Drive Hard delivers pretty much exactly what you'd expect from the above story breakdown and it is a remarkably unoriginal film in many ways. You know what's going to happen, you know how it's going to turn out and you know how the characters are going to not only bound but improve one another's situation. Peter gets from Simon another chance to live an exciting life and the opportunity to talk to another guy about his marital woes while Simon gets from Peter a look at the merits of settling down and doing things in a more socially acceptable way. They play off one another in that regard and while the story may be old hat, you've got to give it to Jane and Cusack for at least making the most of the derivative script.

The two seasoned actors seem to be having a really good time here, and hey, they are hanging out on the Australian coast, so that aspect of their performances in the movie is probably legit. Outside of that however, to do the snappy banter thing well and handle the comedic side of this chase movie/buddy comedy with ease. There's just enough depth to their respective parts that they get to emote here and there but most of the film focuses not on the dramatic side of things but on the comedic and action oriented opportunities offered by the script and the situations that unfold. There is some impressive stunt driving here that helps to keep things visually exciting. When the movie does start to wander off course and get into the dramatic side, it hurts the pacing as it's just not done well enough to hold our attention or add much to the story. This does happen a few times throughout the film but not enough to kill it.
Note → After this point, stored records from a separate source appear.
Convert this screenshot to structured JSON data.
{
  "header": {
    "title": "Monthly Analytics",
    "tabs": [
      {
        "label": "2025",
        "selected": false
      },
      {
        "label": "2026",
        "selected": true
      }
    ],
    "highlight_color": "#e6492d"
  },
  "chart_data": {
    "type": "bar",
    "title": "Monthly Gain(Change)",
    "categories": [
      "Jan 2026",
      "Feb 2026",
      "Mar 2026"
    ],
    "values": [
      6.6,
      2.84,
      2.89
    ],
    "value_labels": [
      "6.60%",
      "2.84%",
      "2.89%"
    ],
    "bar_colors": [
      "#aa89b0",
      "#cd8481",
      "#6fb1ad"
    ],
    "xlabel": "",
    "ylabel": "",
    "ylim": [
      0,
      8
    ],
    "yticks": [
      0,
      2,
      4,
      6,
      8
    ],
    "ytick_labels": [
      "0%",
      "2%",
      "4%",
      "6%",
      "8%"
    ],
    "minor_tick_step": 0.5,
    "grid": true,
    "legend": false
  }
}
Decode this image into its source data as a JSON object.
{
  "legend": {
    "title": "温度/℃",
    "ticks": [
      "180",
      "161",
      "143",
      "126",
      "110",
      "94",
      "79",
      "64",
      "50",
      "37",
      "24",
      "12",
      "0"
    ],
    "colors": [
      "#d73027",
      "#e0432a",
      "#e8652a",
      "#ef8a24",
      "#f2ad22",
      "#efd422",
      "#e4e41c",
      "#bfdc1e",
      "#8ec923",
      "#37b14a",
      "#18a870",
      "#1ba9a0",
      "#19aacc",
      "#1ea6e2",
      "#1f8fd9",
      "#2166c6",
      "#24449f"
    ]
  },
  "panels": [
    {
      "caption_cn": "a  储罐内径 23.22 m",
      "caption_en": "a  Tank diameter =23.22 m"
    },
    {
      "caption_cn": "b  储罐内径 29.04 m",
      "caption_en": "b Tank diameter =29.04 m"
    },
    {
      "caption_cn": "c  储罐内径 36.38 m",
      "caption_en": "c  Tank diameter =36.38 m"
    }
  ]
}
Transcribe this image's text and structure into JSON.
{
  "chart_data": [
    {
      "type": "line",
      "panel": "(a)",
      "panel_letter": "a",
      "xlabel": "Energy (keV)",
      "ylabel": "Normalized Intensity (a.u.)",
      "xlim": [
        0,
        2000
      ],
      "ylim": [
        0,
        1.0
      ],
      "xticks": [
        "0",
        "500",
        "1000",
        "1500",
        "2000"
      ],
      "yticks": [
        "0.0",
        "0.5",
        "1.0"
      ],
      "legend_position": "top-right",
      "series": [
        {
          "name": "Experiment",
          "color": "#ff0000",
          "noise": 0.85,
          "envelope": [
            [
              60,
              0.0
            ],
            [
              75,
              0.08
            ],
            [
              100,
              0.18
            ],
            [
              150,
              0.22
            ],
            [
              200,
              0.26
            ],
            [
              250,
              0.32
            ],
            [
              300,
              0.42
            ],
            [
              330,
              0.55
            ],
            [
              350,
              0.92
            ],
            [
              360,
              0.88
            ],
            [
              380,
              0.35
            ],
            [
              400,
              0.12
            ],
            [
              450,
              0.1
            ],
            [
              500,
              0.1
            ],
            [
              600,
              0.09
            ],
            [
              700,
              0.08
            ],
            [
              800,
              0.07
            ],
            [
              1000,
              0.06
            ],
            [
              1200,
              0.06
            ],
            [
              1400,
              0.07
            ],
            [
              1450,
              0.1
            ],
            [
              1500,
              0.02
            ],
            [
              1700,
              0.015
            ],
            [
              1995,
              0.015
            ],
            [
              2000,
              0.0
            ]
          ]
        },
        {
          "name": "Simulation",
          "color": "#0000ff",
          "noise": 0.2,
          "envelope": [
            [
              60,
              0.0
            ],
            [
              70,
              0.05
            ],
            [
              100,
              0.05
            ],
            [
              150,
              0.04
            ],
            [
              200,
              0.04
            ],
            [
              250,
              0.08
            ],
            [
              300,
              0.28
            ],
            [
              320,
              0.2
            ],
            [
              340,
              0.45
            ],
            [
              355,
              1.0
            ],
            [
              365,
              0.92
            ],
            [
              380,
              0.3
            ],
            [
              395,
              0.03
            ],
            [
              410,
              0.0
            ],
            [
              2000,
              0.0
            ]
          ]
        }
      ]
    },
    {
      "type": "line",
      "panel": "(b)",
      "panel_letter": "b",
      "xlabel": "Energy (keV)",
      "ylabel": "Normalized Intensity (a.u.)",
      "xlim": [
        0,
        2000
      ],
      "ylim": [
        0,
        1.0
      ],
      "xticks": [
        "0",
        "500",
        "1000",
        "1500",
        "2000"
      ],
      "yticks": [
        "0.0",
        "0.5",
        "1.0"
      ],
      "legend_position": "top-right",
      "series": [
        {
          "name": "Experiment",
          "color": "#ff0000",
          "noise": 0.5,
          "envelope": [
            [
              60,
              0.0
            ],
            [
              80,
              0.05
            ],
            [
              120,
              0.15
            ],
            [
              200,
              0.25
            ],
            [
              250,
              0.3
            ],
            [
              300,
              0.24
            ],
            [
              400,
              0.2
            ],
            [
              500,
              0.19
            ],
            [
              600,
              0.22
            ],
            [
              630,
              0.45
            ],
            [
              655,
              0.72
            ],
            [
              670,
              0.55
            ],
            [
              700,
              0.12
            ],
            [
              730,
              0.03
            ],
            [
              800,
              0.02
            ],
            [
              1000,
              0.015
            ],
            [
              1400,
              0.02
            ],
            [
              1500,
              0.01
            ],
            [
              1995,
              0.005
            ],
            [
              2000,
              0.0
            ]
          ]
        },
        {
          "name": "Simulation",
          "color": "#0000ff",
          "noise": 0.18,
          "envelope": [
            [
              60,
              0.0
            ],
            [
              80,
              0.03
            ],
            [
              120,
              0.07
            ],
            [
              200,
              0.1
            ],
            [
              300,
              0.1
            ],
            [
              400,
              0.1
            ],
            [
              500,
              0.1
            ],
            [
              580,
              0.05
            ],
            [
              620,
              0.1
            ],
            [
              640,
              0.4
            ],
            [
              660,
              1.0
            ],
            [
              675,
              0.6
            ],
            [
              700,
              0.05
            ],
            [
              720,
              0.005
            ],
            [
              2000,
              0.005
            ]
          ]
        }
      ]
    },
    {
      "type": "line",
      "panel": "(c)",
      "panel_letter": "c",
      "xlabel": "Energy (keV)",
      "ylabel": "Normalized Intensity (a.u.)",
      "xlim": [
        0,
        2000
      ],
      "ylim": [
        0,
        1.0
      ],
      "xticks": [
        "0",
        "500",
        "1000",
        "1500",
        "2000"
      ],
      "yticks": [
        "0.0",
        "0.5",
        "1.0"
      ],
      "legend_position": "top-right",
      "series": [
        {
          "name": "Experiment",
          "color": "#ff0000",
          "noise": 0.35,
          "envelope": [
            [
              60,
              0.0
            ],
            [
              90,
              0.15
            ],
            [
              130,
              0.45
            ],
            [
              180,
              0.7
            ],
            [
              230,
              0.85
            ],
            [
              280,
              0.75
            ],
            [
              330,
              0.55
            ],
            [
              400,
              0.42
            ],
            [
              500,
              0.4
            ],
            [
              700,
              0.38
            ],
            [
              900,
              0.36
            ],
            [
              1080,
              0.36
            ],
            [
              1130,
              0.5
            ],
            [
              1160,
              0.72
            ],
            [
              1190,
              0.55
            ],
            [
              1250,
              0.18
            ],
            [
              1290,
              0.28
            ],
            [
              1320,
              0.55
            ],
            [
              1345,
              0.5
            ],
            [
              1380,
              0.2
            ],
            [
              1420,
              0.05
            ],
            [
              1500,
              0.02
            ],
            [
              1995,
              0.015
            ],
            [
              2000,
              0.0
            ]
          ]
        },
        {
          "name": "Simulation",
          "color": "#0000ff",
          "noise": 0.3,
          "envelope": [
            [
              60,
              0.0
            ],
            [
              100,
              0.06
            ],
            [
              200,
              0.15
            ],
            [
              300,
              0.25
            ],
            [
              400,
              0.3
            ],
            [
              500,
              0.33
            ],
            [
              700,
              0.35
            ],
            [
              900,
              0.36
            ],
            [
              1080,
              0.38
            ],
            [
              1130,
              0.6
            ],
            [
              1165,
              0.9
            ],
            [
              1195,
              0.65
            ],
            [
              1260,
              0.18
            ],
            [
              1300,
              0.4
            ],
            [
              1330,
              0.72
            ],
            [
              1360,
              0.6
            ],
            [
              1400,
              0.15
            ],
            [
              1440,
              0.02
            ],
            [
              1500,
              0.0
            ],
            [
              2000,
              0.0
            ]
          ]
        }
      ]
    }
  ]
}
The movie is nicely shot and those few dramatic scenes notwithstanding, pretty quickly paced. It doesn't give either actor a whole lot of room to stretch but they play their parts well. There's enough violence, action and smart talk here that fans of this type of thing will get what they want out of it, even if they probably won't find themselves going back to it time and time again. Drive Hard is perfectly generic, light entertainment, no more… no less.

The Blu-ray:

Drive Hard is presented on Blu-ray in AVC encoded 1080p high definition framed at 1.78.1 widescreen. Shot on high end digital video the image is pretty much pristine and obviously there are no issues with heavy grain or print damage, dirt or debris. Color reproduction is very strong here, bold colors look really good when they aren't being intentionally oversaturated (which does tend to happen a lot and it honestly doesn't help the look of the movie). Black levels are also strong, nice and deep and free of any heavy crush. Detail is typically very strong here, in close ups and long distance/medium shots as well (you can really note the dust on the cars in certain scenes), while texture is also pretty solid. All in all the movie looks quite good.

Sound:

The only audio option provided on the disc is a DTS-HD 5.1 Master Audio track with optional English closed captioning provided. As you'd expect for an action movie this recent, the mix is a pretty engaging one. The more intense scenes, like the driving and stunt sequences for example, really benefit from the depth of the lossless mix and feature some great directional effects. Additionally dialogue stays clean, clear and easily discernable throughout the duration of the movie. There are no problems at all with even a trace of hiss or distortion while depth and clarity are quite good as well. The score also features good range and depth.

Extras:

Extras are limited to menus and chapter selection. Trailers for a few unrelated Image properties do play before the main menu screen loads. As this is a combo pack release, however, there's also a DVD version of the movie included in the keepcase. This release also comes with a cardboard slipcover.

Final Thoughts:

Drive Hard is really nothing to write home about, but despite its lack of originality it is at least mildly entertaining and Jane and Cusack are amusing enough in their respective roles. Image's Blu-ray doesn't have a whole lot going on in terms of extras but it looks and sounds good. Periodic pacing issues aside, there's enough fun to be had here that this is worth a rental.